Zehn Minuten Redezeit. Zu Wort gemeldet hat sich Frau Schott. Bitte schön, Frau Schott.

Herr Präsident, meine Damen und Herren! „Dass die Regierung das Volk vertrete, ist eine Fiktion, eine Lüge“, schreibt Leo Tolstoi in seinen Tagebüchern, 1898. Ich habe den Eindruck, diese Regierung ist ganz häufig damit beschäftigt, nachzuweisen, dass Tolstoi recht hat.

(Zuruf von der CDU: Jetzt aber vorsichtig!)

Wir haben uns lange überlegt, ob wir diesen Antrag, dass der Gesetzentwurf zurückzuziehen sei, tatsächlich vor der Anhörung einbringen sollten; denn wir sind der Meinung, jedes Gesetz, egal, wie schlecht es ist, verdient eine Anhörung.

Aber schon seit Längerem liegen uns die Anhörungsunterlagen vor, und wir erleben den Protest im ganzen Land, sozusagen tagtäglich: Wiesbaden, Hanau, Berkatal, Eschwege, Wetzlar, Kassel, Gießen, Treysa, Darmstadt, um nur einige der Städte zu nennen, in denen es Veranstaltungen, Kundgebungen oder Demonstrationen gegeben hat. Wettwickeln für Politiker ist eine der Veranstaltungen, zu denen noch eingeladen wird. Sie sind alle aufgefordert, einmal auszuprobieren, wie das funktionieren kann. Es gibt ein Elternbündnis gegen das KiföG bei Facebook. Es gab einen landesweiten stillen Protest auf allen Dorf- und Marktplätzen gegen das geplante Kinderförderungsgesetz. Ich wüsste nicht, wann die Bevölkerung – egal, ob im städtischen oder ländlichen Bereich – mehr auf den Barrikaden war als in diesem Fall. Und das mit Recht.

(Beifall bei der LINKEN)

Dafür braucht es nicht die Opposition, um – so, wie Sie es darzustellen versuchen – die Bevölkerung aufzuhetzen, sondern im Gegenteil ist es so, dass wir Einladungen bekommen, denen wir gar nicht mehr nachkommen können und – an die FDP gerichtet – zum Teil wohl auch gar nicht nachkommen wollen. Ich erlebe ganz viele Orte, wo schlicht niemand von der FDP vertreten ist, um sich den Protest der Menschen anzuhören.

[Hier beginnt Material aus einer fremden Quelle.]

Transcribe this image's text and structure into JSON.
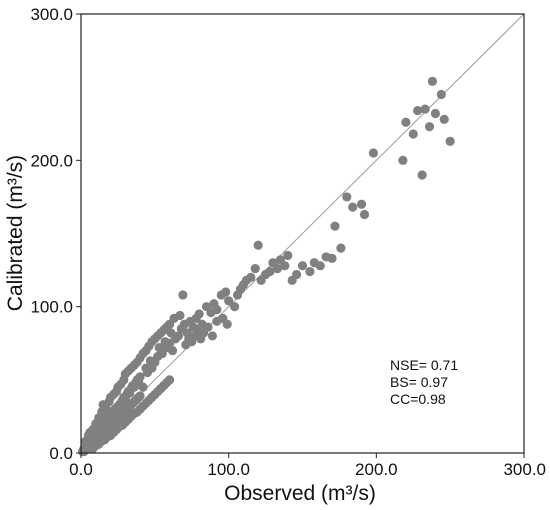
{
  "chart_data": {
    "type": "scatter",
    "title": "",
    "xlabel": "Observed (m³/s)",
    "ylabel": "Calibrated (m³/s)",
    "xlim": [
      0,
      300
    ],
    "ylim": [
      0,
      300
    ],
    "xticks": [
      "0.0",
      "100.0",
      "200.0",
      "300.0"
    ],
    "yticks": [
      "0.0",
      "100.0",
      "200.0",
      "300.0"
    ],
    "tick_values": [
      0,
      100,
      200,
      300
    ],
    "grid": false,
    "reference_line": {
      "x": [
        0,
        300
      ],
      "y": [
        0,
        300
      ]
    },
    "point_color": "#808080",
    "line_color": "#9a9a9a",
    "annotations": [
      "NSE= 0.71",
      "BS= 0.97",
      "CC=0.98"
    ],
    "points": [
      [
        1,
        1
      ],
      [
        2,
        1
      ],
      [
        2,
        3
      ],
      [
        3,
        2
      ],
      [
        3,
        4
      ],
      [
        4,
        3
      ],
      [
        4,
        6
      ],
      [
        5,
        4
      ],
      [
        5,
        7
      ],
      [
        6,
        5
      ],
      [
        6,
        8
      ],
      [
        7,
        6
      ],
      [
        7,
        10
      ],
      [
        8,
        7
      ],
      [
        8,
        11
      ],
      [
        9,
        9
      ],
      [
        9,
        13
      ],
      [
        10,
        8
      ],
      [
        10,
        12
      ],
      [
        11,
        10
      ],
      [
        11,
        15
      ],
      [
        12,
        11
      ],
      [
        12,
        16
      ],
      [
        13,
        13
      ],
      [
        13,
        18
      ],
      [
        14,
        12
      ],
      [
        14,
        17
      ],
      [
        15,
        14
      ],
      [
        15,
        20
      ],
      [
        16,
        15
      ],
      [
        16,
        22
      ],
      [
        17,
        16
      ],
      [
        17,
        21
      ],
      [
        18,
        18
      ],
      [
        18,
        24
      ],
      [
        19,
        17
      ],
      [
        19,
        23
      ],
      [
        20,
        19
      ],
      [
        20,
        26
      ],
      [
        21,
        20
      ],
      [
        21,
        28
      ],
      [
        22,
        21
      ],
      [
        22,
        27
      ],
      [
        23,
        23
      ],
      [
        23,
        30
      ],
      [
        24,
        22
      ],
      [
        24,
        29
      ],
      [
        25,
        24
      ],
      [
        25,
        32
      ],
      [
        26,
        25
      ],
      [
        26,
        33
      ],
      [
        27,
        26
      ],
      [
        27,
        34
      ],
      [
        28,
        27
      ],
      [
        28,
        36
      ],
      [
        29,
        28
      ],
      [
        29,
        38
      ],
      [
        30,
        29
      ],
      [
        30,
        37
      ],
      [
        31,
        30
      ],
      [
        31,
        40
      ],
      [
        32,
        31
      ],
      [
        32,
        42
      ],
      [
        33,
        32
      ],
      [
        33,
        41
      ],
      [
        34,
        33
      ],
      [
        34,
        44
      ],
      [
        35,
        34
      ],
      [
        35,
        46
      ],
      [
        36,
        35
      ],
      [
        36,
        45
      ],
      [
        37,
        36
      ],
      [
        37,
        48
      ],
      [
        38,
        37
      ],
      [
        38,
        50
      ],
      [
        39,
        38
      ],
      [
        39,
        49
      ],
      [
        40,
        39
      ],
      [
        40,
        52
      ],
      [
        3,
        8
      ],
      [
        5,
        12
      ],
      [
        6,
        14
      ],
      [
        8,
        16
      ],
      [
        10,
        20
      ],
      [
        12,
        24
      ],
      [
        14,
        28
      ],
      [
        15,
        33
      ],
      [
        17,
        30
      ],
      [
        19,
        35
      ],
      [
        20,
        38
      ],
      [
        22,
        40
      ],
      [
        24,
        42
      ],
      [
        25,
        45
      ],
      [
        27,
        47
      ],
      [
        29,
        50
      ],
      [
        30,
        54
      ],
      [
        32,
        56
      ],
      [
        34,
        58
      ],
      [
        36,
        60
      ],
      [
        38,
        62
      ],
      [
        40,
        65
      ],
      [
        42,
        68
      ],
      [
        44,
        70
      ],
      [
        46,
        73
      ],
      [
        48,
        76
      ],
      [
        50,
        78
      ],
      [
        52,
        80
      ],
      [
        54,
        82
      ],
      [
        56,
        84
      ],
      [
        58,
        86
      ],
      [
        60,
        88
      ],
      [
        8,
        3
      ],
      [
        10,
        5
      ],
      [
        12,
        6
      ],
      [
        14,
        8
      ],
      [
        16,
        9
      ],
      [
        18,
        11
      ],
      [
        20,
        12
      ],
      [
        22,
        14
      ],
      [
        24,
        16
      ],
      [
        26,
        18
      ],
      [
        28,
        19
      ],
      [
        30,
        21
      ],
      [
        32,
        23
      ],
      [
        34,
        25
      ],
      [
        36,
        27
      ],
      [
        38,
        28
      ],
      [
        40,
        30
      ],
      [
        42,
        32
      ],
      [
        44,
        34
      ],
      [
        46,
        36
      ],
      [
        48,
        38
      ],
      [
        50,
        40
      ],
      [
        52,
        42
      ],
      [
        54,
        44
      ],
      [
        56,
        46
      ],
      [
        58,
        48
      ],
      [
        60,
        50
      ],
      [
        42,
        45
      ],
      [
        45,
        55
      ],
      [
        48,
        58
      ],
      [
        50,
        62
      ],
      [
        52,
        66
      ],
      [
        55,
        68
      ],
      [
        58,
        72
      ],
      [
        60,
        75
      ],
      [
        62,
        70
      ],
      [
        64,
        78
      ],
      [
        66,
        80
      ],
      [
        68,
        85
      ],
      [
        70,
        88
      ],
      [
        72,
        82
      ],
      [
        74,
        90
      ],
      [
        76,
        86
      ],
      [
        78,
        92
      ],
      [
        80,
        95
      ],
      [
        82,
        88
      ],
      [
        85,
        100
      ],
      [
        88,
        96
      ],
      [
        90,
        102
      ],
      [
        92,
        98
      ],
      [
        95,
        108
      ],
      [
        98,
        110
      ],
      [
        100,
        104
      ],
      [
        44,
        58
      ],
      [
        47,
        63
      ],
      [
        53,
        72
      ],
      [
        57,
        76
      ],
      [
        61,
        82
      ],
      [
        63,
        92
      ],
      [
        67,
        94
      ],
      [
        69,
        108
      ],
      [
        71,
        74
      ],
      [
        73,
        78
      ],
      [
        75,
        76
      ],
      [
        77,
        80
      ],
      [
        79,
        84
      ],
      [
        81,
        78
      ],
      [
        83,
        82
      ],
      [
        86,
        86
      ],
      [
        89,
        80
      ],
      [
        92,
        90
      ],
      [
        96,
        92
      ],
      [
        99,
        88
      ],
      [
        104,
        100
      ],
      [
        106,
        108
      ],
      [
        108,
        112
      ],
      [
        110,
        115
      ],
      [
        112,
        118
      ],
      [
        115,
        120
      ],
      [
        118,
        126
      ],
      [
        120,
        142
      ],
      [
        122,
        118
      ],
      [
        125,
        122
      ],
      [
        128,
        124
      ],
      [
        130,
        130
      ],
      [
        133,
        126
      ],
      [
        135,
        132
      ],
      [
        138,
        128
      ],
      [
        140,
        135
      ],
      [
        143,
        118
      ],
      [
        146,
        122
      ],
      [
        150,
        128
      ],
      [
        155,
        124
      ],
      [
        158,
        130
      ],
      [
        162,
        128
      ],
      [
        166,
        134
      ],
      [
        170,
        133
      ],
      [
        172,
        155
      ],
      [
        176,
        140
      ],
      [
        180,
        175
      ],
      [
        184,
        168
      ],
      [
        190,
        170
      ],
      [
        192,
        163
      ],
      [
        198,
        205
      ],
      [
        218,
        200
      ],
      [
        220,
        226
      ],
      [
        225,
        218
      ],
      [
        228,
        234
      ],
      [
        231,
        190
      ],
      [
        233,
        235
      ],
      [
        236,
        223
      ],
      [
        238,
        254
      ],
      [
        240,
        232
      ],
      [
        244,
        245
      ],
      [
        246,
        228
      ],
      [
        250,
        213
      ]
    ]
  }
}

Der Minister hat vorhin gesagt, die Oppositionsfraktionen würden die Bevölkerung und die Erzieherinnen und Erzieher aufhetzen. Das Gegenteil ist der Fall. Es gibt Informationsveranstaltungen, zu denen alle eingeladen sind, darzustellen, was sie darüber denken. Ich verstehe nicht, warum Vertreter der Regierungsfraktionen dort nicht erscheinen, um den Menschen zu erklären, wie gut ihr Gesetz ist. Es wäre doch Ihre Aufgabe, dies zu tun.

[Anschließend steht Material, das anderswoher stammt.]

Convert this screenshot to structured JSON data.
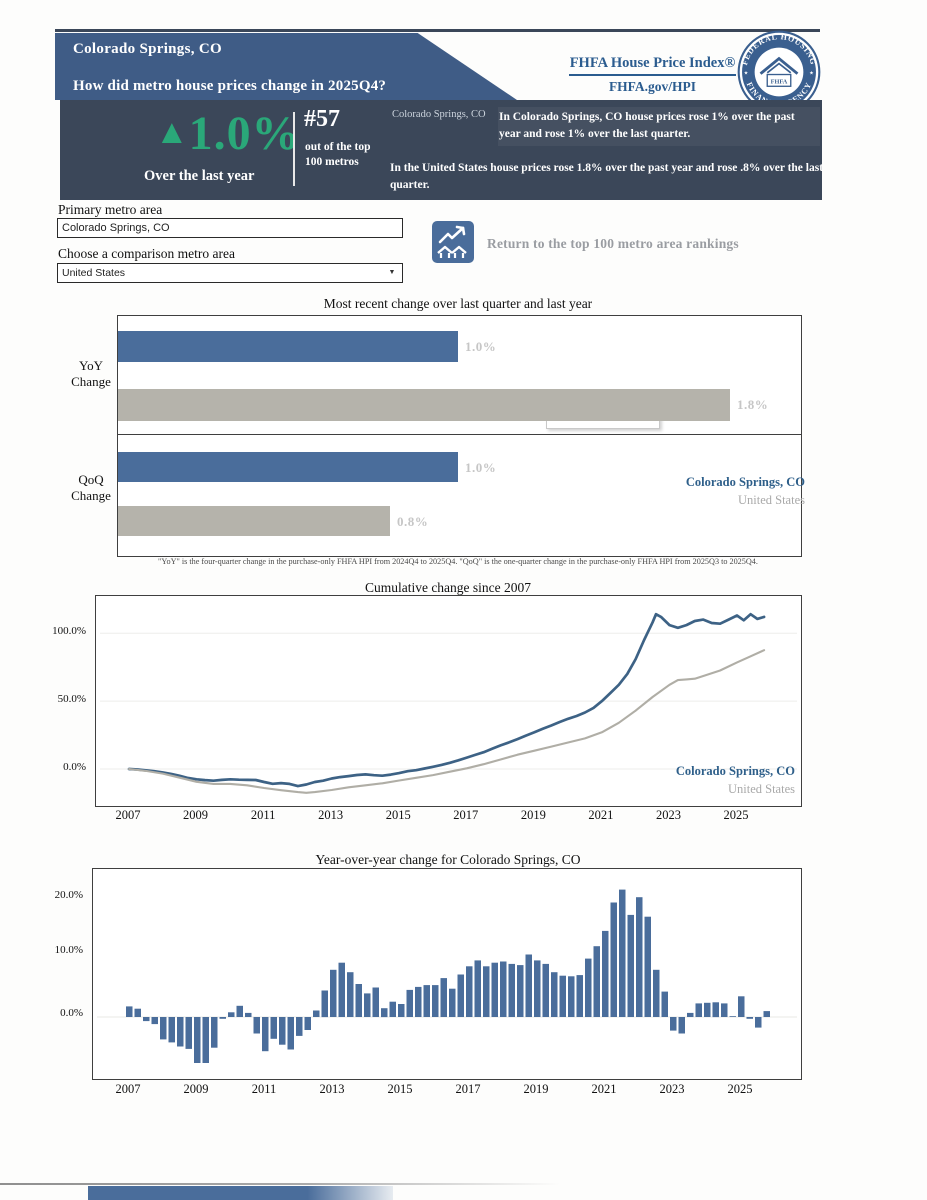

(Beifall bei der LINKEN – Hermann Schaus (DIE LINKE): Das können sie nicht!)

Eben. Da sie es nicht können, kommen sie lieber gar nicht erst.

Zu diesem Dilemma kommt, dass wir in der Situation, in der sich die Gemeinden befinden, überall über Gebührenerhöhungen diskutieren oder sie schon haben, beispielsweise in Bad Homburg mit großen Protesten, Frankfurt, Bad Sooden-Allendorf, Dietzenbach, Hanau, Kassel – auch hier könnte man endlos aufzählen.

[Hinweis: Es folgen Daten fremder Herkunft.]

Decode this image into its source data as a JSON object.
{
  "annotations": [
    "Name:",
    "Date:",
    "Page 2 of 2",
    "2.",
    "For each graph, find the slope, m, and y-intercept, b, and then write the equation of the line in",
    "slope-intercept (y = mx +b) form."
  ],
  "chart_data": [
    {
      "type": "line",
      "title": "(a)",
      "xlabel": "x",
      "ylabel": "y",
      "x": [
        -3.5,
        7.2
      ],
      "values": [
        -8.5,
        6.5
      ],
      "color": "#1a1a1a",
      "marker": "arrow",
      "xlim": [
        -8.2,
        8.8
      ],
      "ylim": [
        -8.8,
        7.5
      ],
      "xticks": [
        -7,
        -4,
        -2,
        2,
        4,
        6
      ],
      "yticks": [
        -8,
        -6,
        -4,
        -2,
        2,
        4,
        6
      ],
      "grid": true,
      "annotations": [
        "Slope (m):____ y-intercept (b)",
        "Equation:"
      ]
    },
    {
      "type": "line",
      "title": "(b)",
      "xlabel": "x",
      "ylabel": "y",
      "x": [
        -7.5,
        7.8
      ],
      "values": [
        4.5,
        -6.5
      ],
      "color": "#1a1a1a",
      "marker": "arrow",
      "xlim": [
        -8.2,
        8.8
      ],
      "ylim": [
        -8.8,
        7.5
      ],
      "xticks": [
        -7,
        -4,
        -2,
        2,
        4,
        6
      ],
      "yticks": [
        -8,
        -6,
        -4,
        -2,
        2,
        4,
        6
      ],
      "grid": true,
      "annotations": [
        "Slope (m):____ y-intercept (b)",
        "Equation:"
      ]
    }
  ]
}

Dann wird sinnlos Geld für so etwas Unnützes wie das Betreuungsgeld verschwendet, das im Grunde nur dafür da ist, das Problem mit der Betreuung in Einrichtungen abzufedern. Nichts anderem dient es doch; denn es schafft doch nicht Wahlfreiheit, von der immer die Rede ist.

Zum Inhalt. Zu der Diskussion darüber, wer mitarbeiten darf und was eine Fachkraft ist, hat der Minister heute Morgen gesagt, er bekomme viele Briefe, warum z. B. eine Psychologin nicht mitarbeiten darf, was nunmehr endlich möglich würde. – Das mag ja so sein und das mag auch gut sein, dass eine Psychologin in einer Kita gut eingesetzt ist. Dann soll man doch den Katalog derer, die dort arbeiten dürfen, auf solche Fachkräfte ausweiten. Dagegen hat niemand etwas. Aber die Wahrscheinlichkeit, dass eine Psychologin, die im Durchschnitt wohl eher 4.000 € verdient, sich für weniger als 2.000 € in einer Kita verdingt, ist doch nicht so hoch.

(Gerhard Merz (SPD): Das gilt auch für Förster!)

Wenn Sie höher qualifiziertes Personal haben wollen, dann schreiben Sie das. Dann hätten Sie auch keinen Protest heraufbeschworen.